Public safety officials also reminded motorists to be on the lookout for road closure postings.
Residents are urged to avoid areas already flooded and never cross any barriers that are put in place by local emergency officials.
“Each year, more deaths occur due to flooding than from any other thunderstorm related hazard,” IEMA director Tate-Nadeau said.
“Over half of all flood-related drownings occur when a vehicle is driven into hazardous flood waters. Please heed the warning from your local officials. Turn around, don’t drown. It is never safe to drive or walk into flood waters.”
“Flooding is a major challenge for those of us living in Southern Illinois,” State Rep. Windhorst said.
“The amount of precipitation in the Ohio River basin over the last several months has resulted in rising river levels in our region and flooding for many of our residents.

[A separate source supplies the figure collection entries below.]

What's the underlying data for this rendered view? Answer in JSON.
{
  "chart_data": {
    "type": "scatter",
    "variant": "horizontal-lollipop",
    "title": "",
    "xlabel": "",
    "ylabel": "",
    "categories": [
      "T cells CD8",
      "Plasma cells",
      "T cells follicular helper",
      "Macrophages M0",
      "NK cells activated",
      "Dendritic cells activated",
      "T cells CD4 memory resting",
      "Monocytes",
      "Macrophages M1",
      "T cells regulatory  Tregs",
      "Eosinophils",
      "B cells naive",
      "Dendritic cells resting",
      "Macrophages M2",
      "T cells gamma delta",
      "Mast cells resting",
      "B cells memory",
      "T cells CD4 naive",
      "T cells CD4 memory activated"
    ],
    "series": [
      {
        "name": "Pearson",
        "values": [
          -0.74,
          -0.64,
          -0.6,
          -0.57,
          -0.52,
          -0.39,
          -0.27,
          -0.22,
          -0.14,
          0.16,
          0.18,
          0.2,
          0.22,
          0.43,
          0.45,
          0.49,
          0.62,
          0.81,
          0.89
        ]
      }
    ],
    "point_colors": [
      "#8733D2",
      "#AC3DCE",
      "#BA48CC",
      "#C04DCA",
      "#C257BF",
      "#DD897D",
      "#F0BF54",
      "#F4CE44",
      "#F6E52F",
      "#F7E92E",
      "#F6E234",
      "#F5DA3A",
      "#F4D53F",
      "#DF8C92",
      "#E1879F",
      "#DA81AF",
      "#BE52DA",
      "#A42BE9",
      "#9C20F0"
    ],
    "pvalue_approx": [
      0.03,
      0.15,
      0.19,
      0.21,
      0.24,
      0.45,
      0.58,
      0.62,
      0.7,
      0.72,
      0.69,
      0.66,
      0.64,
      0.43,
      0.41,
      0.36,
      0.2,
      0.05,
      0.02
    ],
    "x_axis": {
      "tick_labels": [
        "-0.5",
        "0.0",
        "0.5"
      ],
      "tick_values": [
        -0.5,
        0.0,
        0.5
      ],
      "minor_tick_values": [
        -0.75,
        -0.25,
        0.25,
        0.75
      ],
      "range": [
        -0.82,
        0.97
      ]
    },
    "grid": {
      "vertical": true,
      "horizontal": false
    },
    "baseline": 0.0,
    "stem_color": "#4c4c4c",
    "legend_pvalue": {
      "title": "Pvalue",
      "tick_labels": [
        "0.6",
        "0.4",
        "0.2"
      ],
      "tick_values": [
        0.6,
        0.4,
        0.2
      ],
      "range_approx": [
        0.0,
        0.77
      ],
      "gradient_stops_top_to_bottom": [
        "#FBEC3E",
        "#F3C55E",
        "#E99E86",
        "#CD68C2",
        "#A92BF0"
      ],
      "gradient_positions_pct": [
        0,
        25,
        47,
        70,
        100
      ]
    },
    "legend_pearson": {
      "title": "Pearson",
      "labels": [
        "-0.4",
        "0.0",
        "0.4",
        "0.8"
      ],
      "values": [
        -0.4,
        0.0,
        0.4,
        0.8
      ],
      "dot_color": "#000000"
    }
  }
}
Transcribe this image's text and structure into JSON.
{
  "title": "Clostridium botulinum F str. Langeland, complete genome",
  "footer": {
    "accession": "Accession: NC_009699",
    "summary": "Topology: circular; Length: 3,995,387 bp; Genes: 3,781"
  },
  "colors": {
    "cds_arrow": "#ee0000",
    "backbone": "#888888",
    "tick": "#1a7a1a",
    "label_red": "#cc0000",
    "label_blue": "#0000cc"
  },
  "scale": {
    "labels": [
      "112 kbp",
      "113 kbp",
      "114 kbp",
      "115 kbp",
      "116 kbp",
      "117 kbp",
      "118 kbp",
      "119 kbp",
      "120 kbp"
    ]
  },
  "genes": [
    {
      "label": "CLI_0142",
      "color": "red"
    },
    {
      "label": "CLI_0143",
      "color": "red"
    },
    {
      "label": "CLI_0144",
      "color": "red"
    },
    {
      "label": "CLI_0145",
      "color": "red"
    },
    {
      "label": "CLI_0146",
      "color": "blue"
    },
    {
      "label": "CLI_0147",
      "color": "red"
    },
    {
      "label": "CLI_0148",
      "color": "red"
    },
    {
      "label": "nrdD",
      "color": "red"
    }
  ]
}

“The crest is expected to be among the highest on record, but from what I learned today, property damage to this point has been limited to the dozens, rather than the thousands of houses and residents.”
Windhorst vowed to continue to monitor the flooding situation and to stay in close contact with IEMA officials.
“This may be an ongoing issue year after year, as we indeed live in the flood plain of two large rivers,” Windhorst said.
“But, every time that Southern Illinois faces one of these disasters, I am amazed at the teamwork and the results that are produced when the local government units work together with each other and the public to keep people safe, to perform rescues and to ultimately rebuild after damage occurs.”